On a residential street in New Orleans’ enchanting Garden District is a restaurant; one where men show up wearing jackets and most dinners begin with sherry-laced turtle soup. Commander’s Palace, a bastion of haute Creole cooking, also flaunts a wine cellar of 2,500 selections, and Dan Davis—who goes by “the wine guy”—is the one who oversees this massive inventory of bottles from all over the globe.
His Approach to Wine: “Personally, I like wines that have high acidity and lend themselves to being part of a meal, that are fresh and encourage the appetite. My other major focus is sourcing and serving wines at maturity, rather than committing infanticide many restaurants do. It’s rare for a customer to be able to walk in and have a half-glass of Moschofilero with their salad, and then a half-glass of Beaune Premier Cru with their entrée. They are not forced into a whole bottle of wine to get something mature, and it adds to their dining experience.”
His Aha Moment: “After Hurricane Katrina, I reopened Café Adelaide [the sister restaurant of Commander’s Palace] as the GM. Prior to that, before upper management, I was the captain in the wine room at Emeril’s, where I talked about wine and led interesting pairings all night. While at Café Adelaide, the Court of Master Sommeliers came through, and I realized how much I missed being involved with wine.”
His Favorite Wine Region: “The south of France. Roussillon. It’s absolutely breathtakingly beautiful. The wines are underrated: rustic, pure, food-friendly, and they capture sense of place. They are also some of the best values. Their simple, quaffable, and affordable rosés are what we in New Orleans call porch wine.”
What He’s Drinking on his Night Off: “I seldom drink wine. At home it’s typically beer, or I make sangria with a decent box wine and mix it with fruit juice. Light, simple red wines take on other flavors readily, so in the summertime I add lots of citrus; in the winter I sprinkle cinnamon or add cloves.”
Alia Akkam is a New York-based writer and editor covering food, drink, design and culture.
2011 Anne Amie Riesling, Willamette Valley, Oregon
This is a gorgeous example of Riesling being Riesling. Its lovely mineral, citrus, and apricot notes are in perfect balance with the lively acidity and understated hints of sweetness.

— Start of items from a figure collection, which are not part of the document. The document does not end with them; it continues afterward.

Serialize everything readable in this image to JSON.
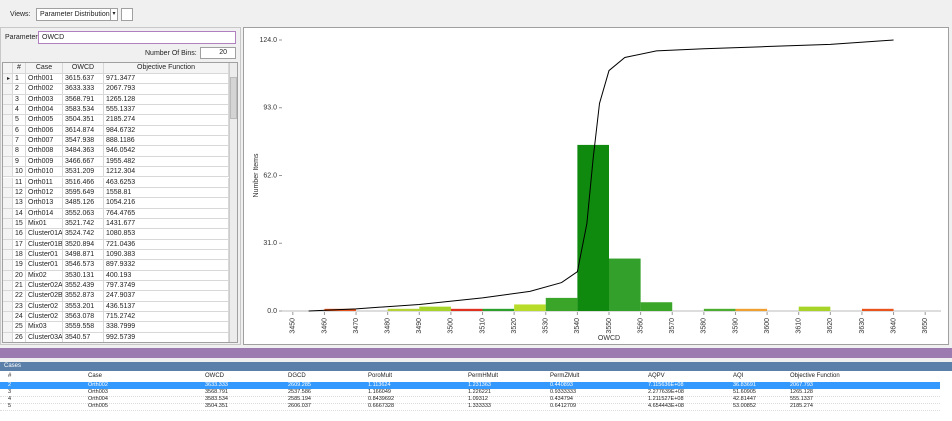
{
  "toolbar": {
    "views_label": "Views:",
    "view": "Parameter Distribution"
  },
  "parameter_panel": {
    "parameter_label": "Parameter:",
    "parameter": "OWCD",
    "bins_label": "Number Of Bins:",
    "bins": "20",
    "columns": [
      "#",
      "Case",
      "OWCD",
      "Objective Function"
    ],
    "rows": [
      [
        "1",
        "Orth001",
        "3615.637",
        "971.3477"
      ],
      [
        "2",
        "Orth002",
        "3633.333",
        "2067.793"
      ],
      [
        "3",
        "Orth003",
        "3568.791",
        "1265.128"
      ],
      [
        "4",
        "Orth004",
        "3583.534",
        "555.1337"
      ],
      [
        "5",
        "Orth005",
        "3504.351",
        "2185.274"
      ],
      [
        "6",
        "Orth006",
        "3614.874",
        "984.6732"
      ],
      [
        "7",
        "Orth007",
        "3547.938",
        "888.1186"
      ],
      [
        "8",
        "Orth008",
        "3484.363",
        "946.0542"
      ],
      [
        "9",
        "Orth009",
        "3466.667",
        "1955.482"
      ],
      [
        "10",
        "Orth010",
        "3531.209",
        "1212.304"
      ],
      [
        "11",
        "Orth011",
        "3516.466",
        "463.6253"
      ],
      [
        "12",
        "Orth012",
        "3595.649",
        "1558.81"
      ],
      [
        "13",
        "Orth013",
        "3485.126",
        "1054.216"
      ],
      [
        "14",
        "Orth014",
        "3552.063",
        "764.4765"
      ],
      [
        "15",
        "Mix01",
        "3521.742",
        "1431.677"
      ],
      [
        "16",
        "Cluster01A",
        "3524.742",
        "1080.853"
      ],
      [
        "17",
        "Cluster01B",
        "3520.894",
        "721.0436"
      ],
      [
        "18",
        "Cluster01",
        "3498.871",
        "1090.383"
      ],
      [
        "19",
        "Cluster01",
        "3546.573",
        "897.9332"
      ],
      [
        "20",
        "Mix02",
        "3530.131",
        "400.193"
      ],
      [
        "21",
        "Cluster02A",
        "3552.439",
        "797.3749"
      ],
      [
        "22",
        "Cluster02B",
        "3552.873",
        "247.9037"
      ],
      [
        "23",
        "Cluster02",
        "3553.201",
        "436.5137"
      ],
      [
        "24",
        "Cluster02",
        "3563.078",
        "715.2742"
      ],
      [
        "25",
        "Mix03",
        "3559.558",
        "338.7999"
      ],
      [
        "26",
        "Cluster03A",
        "3540.57",
        "992.5739"
      ]
    ]
  },
  "chart_data": {
    "type": "histogram",
    "xlabel": "OWCD",
    "ylabel": "Number Items",
    "bins": [
      3450,
      3460,
      3470,
      3480,
      3490,
      3500,
      3510,
      3520,
      3530,
      3540,
      3550,
      3560,
      3570,
      3580,
      3590,
      3600,
      3610,
      3620,
      3630,
      3640,
      3650
    ],
    "values": [
      0,
      1,
      0,
      1,
      2,
      1,
      1,
      3,
      6,
      76,
      24,
      4,
      0,
      1,
      1,
      0,
      2,
      0,
      1,
      0
    ],
    "colors": [
      "#cccccc",
      "#e8541c",
      "#cccccc",
      "#b5d334",
      "#a6d42a",
      "#e03020",
      "#2ca02c",
      "#b8dc2a",
      "#3aa528",
      "#0f8a0f",
      "#33a02c",
      "#3aa528",
      "#cccccc",
      "#4cae30",
      "#f0a030",
      "#cccccc",
      "#a8d42a",
      "#cccccc",
      "#e8541c",
      "#cccccc"
    ],
    "cumulative": {
      "color": "#000000",
      "x": [
        3455,
        3470,
        3490,
        3510,
        3525,
        3535,
        3540,
        3543,
        3545,
        3547,
        3550,
        3555,
        3565,
        3580,
        3600,
        3620,
        3640
      ],
      "values": [
        0,
        1,
        3,
        6,
        9,
        13,
        18,
        40,
        70,
        95,
        110,
        116,
        119,
        120,
        121,
        122,
        124
      ]
    },
    "xlim": [
      3445,
      3655
    ],
    "ylim": [
      0,
      124
    ],
    "xticks": [
      3450,
      3460,
      3470,
      3480,
      3490,
      3500,
      3510,
      3520,
      3530,
      3540,
      3550,
      3560,
      3570,
      3580,
      3590,
      3600,
      3610,
      3620,
      3630,
      3640,
      3650
    ],
    "yticks": [
      {
        "value": 0,
        "label": "0.0"
      },
      {
        "value": 31,
        "label": "31.0"
      },
      {
        "value": 62,
        "label": "62.0"
      },
      {
        "value": 93,
        "label": "93.0"
      },
      {
        "value": 124,
        "label": "124.0"
      }
    ]
  },
  "cases_panel": {
    "title": "Cases",
    "selected_row": 0,
    "columns": [
      "#",
      "Case",
      "OWCD",
      "DGCD",
      "PoroMult",
      "PermHMult",
      "PermZMult",
      "AQPV",
      "AQI",
      "Objective Function"
    ],
    "rows": [
      [
        "2",
        "Orth002",
        "3633.333",
        "2609.285",
        "1.113624",
        "1.231363",
        "0.440893",
        "7.115636E+08",
        "36.83691",
        "2067.793"
      ],
      [
        "3",
        "Orth003",
        "3568.791",
        "2537.586",
        "1.166049",
        "1.226221",
        "0.9333333",
        "2.277639E+08",
        "51.60905",
        "1265.128"
      ],
      [
        "4",
        "Orth004",
        "3583.534",
        "2585.194",
        "0.8439692",
        "1.09312",
        "0.434794",
        "1.211527E+08",
        "42.81447",
        "555.1337"
      ],
      [
        "5",
        "Orth005",
        "3504.351",
        "2606.037",
        "0.6667328",
        "1.333333",
        "0.6412709",
        "4.654443E+08",
        "53.00852",
        "2185.274"
      ]
    ]
  }
}
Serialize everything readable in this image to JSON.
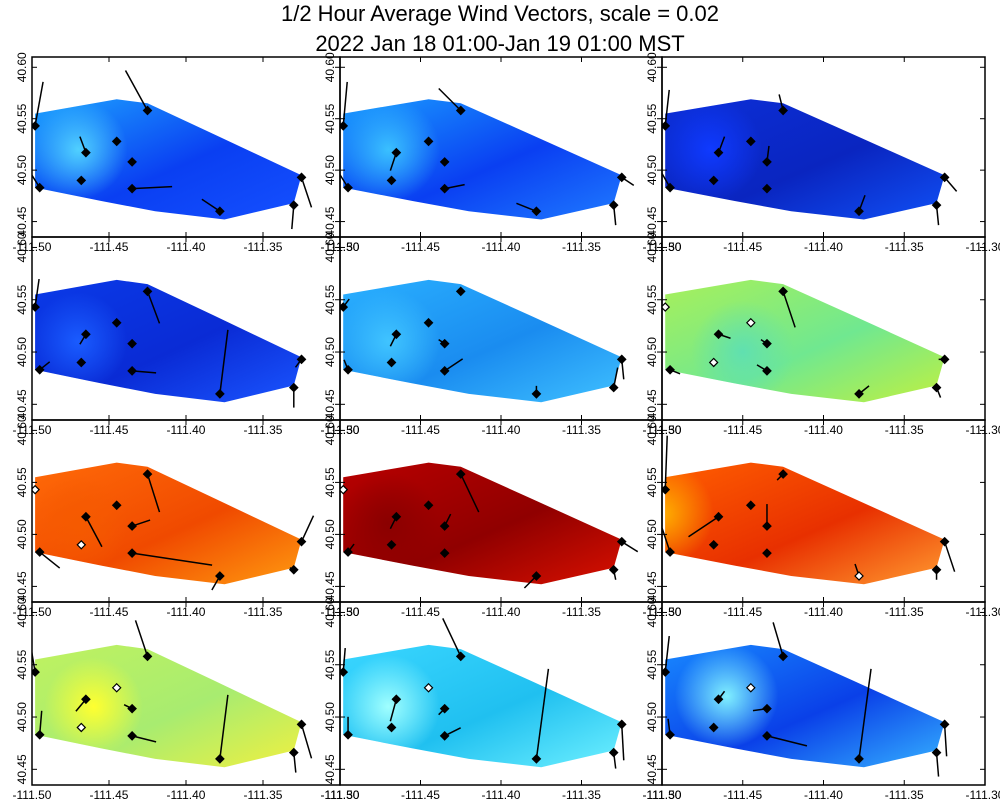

2008 Stony Hill Chardonnay, Spring Mountain, Napa Valley, California
Stony Hill has a long history of light-handed winemaking that lets their truly remarkable terroir shine through, and this age-worthy wine is no exception. Think grand cru Chablis; Meyer lemon and lime leaves with solid minerality.
2007 Domaine Huët Vouvray Pétillant Brut, Touraine, Loire Valley, France
Dry but not dusty, this wine takes all of the lovely citrus, light floral, mineral, and honey tones of Chenin and delivers them with effervescent finesse.
2011 Neyers Vineyards Chardonnay, Carneros, California
Rich and creamy, with flavors of lemon curd and brioche enlivened by cooler-climate acidity.